I live in Southern New England, where the temperature gets to about 100 on the very worst summer days, and falls to below 0 in January or February. I've wondered, half seriously, about having two sets of amps -- a pair of class A babies to warm up my listening room in the winter, and a very cool running set of, say, class D amps for the summer months. Is there anyone out there who actually does this?
hodu
In the past, for multiple reasons, I tried cooler SS amps during of the hot summer months. I was rewarded with a much lower air-conditioning bills. That experience made me miss my room heating, 10 tube per channel power hungry amps. I quickly sold the SS amps and resigned myself to extra heat and higher electric bills. On the plus side my thermostat is located adjacent to my listening room, so it's pretty cool in the remainder of the house. FYI: I live in the Great South West Desert, where the Summer temp's reach 115 degrees for weeks at a time.
I also live in Austin (Hi SVAR!) ... I do remember when I had only the old high bias Rowland M7... So hot that my 2nd floor music loft was unusable from June through the end of September.
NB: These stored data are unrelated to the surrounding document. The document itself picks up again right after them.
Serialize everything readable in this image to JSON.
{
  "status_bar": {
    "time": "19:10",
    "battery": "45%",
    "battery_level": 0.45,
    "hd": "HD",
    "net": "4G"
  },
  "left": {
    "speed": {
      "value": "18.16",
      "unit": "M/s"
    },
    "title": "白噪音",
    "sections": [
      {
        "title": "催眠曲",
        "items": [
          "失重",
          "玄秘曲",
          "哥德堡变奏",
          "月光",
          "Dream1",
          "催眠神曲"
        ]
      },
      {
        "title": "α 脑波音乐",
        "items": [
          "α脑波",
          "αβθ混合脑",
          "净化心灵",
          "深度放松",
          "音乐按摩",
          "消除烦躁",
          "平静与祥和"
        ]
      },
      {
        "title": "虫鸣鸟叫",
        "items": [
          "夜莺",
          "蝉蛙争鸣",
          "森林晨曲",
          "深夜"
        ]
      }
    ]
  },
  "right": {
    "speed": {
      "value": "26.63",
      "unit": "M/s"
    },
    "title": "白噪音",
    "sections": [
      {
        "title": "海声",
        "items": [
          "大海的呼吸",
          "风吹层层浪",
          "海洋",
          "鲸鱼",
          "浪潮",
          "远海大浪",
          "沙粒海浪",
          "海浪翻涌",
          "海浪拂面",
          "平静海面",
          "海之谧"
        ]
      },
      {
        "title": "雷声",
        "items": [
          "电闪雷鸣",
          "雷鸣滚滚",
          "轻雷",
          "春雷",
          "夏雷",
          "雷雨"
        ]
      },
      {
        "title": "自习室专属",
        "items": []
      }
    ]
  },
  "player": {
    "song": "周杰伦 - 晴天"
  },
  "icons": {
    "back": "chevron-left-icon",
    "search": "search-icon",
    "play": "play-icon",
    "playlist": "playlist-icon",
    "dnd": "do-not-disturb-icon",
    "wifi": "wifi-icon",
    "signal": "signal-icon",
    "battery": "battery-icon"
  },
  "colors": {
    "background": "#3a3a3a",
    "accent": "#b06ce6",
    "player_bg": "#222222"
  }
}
In More recent times, during Summer I have been using mostly the cool running class D Rowland M312, except for Summer 2012, when I was running the fairly warm class A/B Rowland M725 monos. Winters have been on Rowland M625 or M725. But coming summer I hopefully will operate the new Rowland M925 monos, which -- I have been told -- generate little heat.

Guido
Schipo,
Lots of the climate zones in United States do not have neither fall or spring. Mid-seasons usually have winter day and summer day swapping arround. for this I'd recommend having an A/B switch and turning them on whenever you feel like worming up or cooling off.